At the same time, welcoming the sanctions puts the critical mind in a predicament. Firstly, because the scale of the sanctions and the rhetoric accompanying them still show a failure to acknowledge and name the full scale of the human catastrophe under way in Xinjiang. And secondly, because the sort of human rights abuse allegation used to legitimize the sanctions obscure the involvement of the domestic economy in the processes in China. The human rights discourse tends to create an image of China as a place separate from Western countries and makes us believe that human rights violations naturally happen “there,” and not “here, where we are.”
The political left must challenge this idea, we must reclaim our minds from propaganda and dismiss the idea that Western governments generally have a positive impact on global society. In the light of the recent plans to tighten the regulations on immigration to the UK, this human rights discourse appears particularly hypocritical, all the more so if we consider the role of Western based transnational corporations in the exploitation of the people in North West China.
Companies such as UK-based Hewlett-Packard not only benefit from forced labour in their supply chains but also actively participated in developing the infrastructure in Xinjiang. This process of infrastructural expansion and economic integration was paralleled by increasing repression against the Uyghur people and other minorities. Today, these structures are part of the exploitative system that the central government and its collaborators within the private industry set up in North West China.
For this reason, the left should continue to target corporations that are active in Xinjiang. We must scandalize their compliance in the CCP’s genocidal persecution of the Uyghurs and hold them accountable. We have recently seen examples for how growing pressure makes companies change their policies and, for example, stop processing cotton produced in Xinjiang Province, or, at least, declare their willingness to do so. The prompt, forceful, and offended reaction from the Chinese government indicates not only that it sees its reputation severely damaged here, but also that such moves do hurt it economically, whereas tentative sanctioning of a handful individuals is a more symbolic step. This should encourage us to move on and take further action to raise the pressure on Western corporations that operate in North West China, directly or indirect.
We are fed up with companies such as Volkswagen, a company that allies with virtually every racist, oppressive, discriminatory regime to create profits. Giving in to growing pressure, they have “reflected on their role” during the Nazi reign, donating a little money to memorial sites now and then. Apparently, the voices criticizing them for their cooperation with the apartheid regime have not been loud enough, as by now, VW did not comment on its involvement in apartheid era South Africa. Today, they run a factory in Xinjiang. A few things in history can be relied upon.

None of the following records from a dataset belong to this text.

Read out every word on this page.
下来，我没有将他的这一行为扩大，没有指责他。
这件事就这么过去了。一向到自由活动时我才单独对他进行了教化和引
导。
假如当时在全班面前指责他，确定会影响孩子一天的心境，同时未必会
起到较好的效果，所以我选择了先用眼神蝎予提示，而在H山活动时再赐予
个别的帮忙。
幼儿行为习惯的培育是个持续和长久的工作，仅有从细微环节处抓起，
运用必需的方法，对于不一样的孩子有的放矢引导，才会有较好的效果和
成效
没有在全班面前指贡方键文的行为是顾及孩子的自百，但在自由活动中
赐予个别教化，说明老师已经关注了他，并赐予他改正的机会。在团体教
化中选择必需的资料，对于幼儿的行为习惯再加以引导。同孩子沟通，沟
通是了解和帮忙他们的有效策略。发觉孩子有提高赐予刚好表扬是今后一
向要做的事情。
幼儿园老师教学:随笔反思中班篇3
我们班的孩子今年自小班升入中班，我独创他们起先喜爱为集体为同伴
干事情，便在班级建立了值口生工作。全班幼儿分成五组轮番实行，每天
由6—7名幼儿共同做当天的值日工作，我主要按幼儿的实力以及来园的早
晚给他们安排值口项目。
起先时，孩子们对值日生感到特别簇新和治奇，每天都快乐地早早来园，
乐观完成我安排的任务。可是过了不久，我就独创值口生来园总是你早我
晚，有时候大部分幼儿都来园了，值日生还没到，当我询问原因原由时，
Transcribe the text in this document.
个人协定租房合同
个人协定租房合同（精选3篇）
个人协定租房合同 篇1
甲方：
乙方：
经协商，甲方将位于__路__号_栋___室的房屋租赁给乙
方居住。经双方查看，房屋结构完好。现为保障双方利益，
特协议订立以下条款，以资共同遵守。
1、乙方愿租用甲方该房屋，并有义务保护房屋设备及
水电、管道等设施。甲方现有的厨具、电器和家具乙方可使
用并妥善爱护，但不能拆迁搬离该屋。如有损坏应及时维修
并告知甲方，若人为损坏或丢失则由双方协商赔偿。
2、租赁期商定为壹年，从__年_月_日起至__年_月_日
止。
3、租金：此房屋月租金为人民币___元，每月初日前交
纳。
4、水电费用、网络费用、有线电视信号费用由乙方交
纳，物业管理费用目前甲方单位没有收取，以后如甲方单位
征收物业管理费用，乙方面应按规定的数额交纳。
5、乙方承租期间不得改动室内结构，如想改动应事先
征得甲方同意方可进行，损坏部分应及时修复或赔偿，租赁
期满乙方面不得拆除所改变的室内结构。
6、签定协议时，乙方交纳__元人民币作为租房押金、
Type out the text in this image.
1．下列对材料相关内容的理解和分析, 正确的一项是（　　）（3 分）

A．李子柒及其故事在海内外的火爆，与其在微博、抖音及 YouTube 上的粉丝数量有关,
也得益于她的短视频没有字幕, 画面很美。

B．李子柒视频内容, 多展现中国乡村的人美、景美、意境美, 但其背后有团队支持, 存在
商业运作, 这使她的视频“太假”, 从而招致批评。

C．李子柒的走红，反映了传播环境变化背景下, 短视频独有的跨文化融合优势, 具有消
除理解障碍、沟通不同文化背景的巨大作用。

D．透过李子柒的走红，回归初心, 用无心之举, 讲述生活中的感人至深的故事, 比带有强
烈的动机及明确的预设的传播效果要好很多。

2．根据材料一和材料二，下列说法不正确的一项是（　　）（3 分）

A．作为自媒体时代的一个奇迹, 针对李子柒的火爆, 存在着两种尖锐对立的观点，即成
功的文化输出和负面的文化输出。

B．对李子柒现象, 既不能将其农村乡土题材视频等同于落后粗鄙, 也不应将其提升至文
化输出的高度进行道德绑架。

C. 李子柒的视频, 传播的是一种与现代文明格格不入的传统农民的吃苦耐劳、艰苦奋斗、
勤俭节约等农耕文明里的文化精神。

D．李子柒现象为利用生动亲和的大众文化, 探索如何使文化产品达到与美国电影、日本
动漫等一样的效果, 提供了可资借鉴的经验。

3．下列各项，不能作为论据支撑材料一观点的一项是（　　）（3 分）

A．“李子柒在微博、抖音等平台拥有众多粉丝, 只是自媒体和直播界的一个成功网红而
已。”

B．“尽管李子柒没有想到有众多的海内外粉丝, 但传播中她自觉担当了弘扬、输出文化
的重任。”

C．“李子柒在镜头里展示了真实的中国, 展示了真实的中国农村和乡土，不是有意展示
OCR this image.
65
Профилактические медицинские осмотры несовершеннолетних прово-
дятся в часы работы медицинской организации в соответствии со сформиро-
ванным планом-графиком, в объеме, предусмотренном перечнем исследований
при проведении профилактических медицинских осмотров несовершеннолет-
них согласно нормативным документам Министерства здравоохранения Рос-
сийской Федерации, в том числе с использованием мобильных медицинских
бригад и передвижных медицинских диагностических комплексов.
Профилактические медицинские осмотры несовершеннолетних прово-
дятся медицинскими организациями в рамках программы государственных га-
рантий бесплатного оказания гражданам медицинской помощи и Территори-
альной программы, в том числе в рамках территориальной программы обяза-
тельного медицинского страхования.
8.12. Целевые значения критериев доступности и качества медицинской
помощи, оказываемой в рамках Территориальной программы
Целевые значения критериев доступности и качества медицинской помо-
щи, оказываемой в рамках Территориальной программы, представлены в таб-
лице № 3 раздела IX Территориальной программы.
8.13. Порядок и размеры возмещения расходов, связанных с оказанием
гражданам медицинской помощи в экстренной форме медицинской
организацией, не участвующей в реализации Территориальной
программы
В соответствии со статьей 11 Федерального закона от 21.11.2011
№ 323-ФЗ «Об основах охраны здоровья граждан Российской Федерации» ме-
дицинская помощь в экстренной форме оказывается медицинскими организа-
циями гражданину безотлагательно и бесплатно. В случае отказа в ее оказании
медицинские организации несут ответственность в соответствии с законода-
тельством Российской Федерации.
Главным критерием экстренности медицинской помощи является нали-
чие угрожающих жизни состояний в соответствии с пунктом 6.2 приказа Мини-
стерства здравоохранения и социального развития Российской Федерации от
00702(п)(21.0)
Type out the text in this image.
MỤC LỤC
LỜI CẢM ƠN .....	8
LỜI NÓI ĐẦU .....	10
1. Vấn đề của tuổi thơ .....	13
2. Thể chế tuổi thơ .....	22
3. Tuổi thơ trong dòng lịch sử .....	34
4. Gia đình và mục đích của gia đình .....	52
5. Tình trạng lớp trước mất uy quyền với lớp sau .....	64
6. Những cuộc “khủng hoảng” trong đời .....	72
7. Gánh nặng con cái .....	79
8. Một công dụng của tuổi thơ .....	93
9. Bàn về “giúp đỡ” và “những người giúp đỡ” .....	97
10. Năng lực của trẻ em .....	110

Coming back to the human rights discourse, we see that the accusations of human rights abuses completely ignore these economic interconnections and try to externalize the horrors produced within the globalized capitalist system from the respective Western society. We can clearly see that the governments of nation states do not work in the interest of the people, especially not of people who are the citizens on an economic rival. Therefore, we need to keep a critical distance to all state action, promote our own framing of the mass incarceration of Uyghur and other peoples in China and connect struggles from below. Hoch die internationale Solidarität!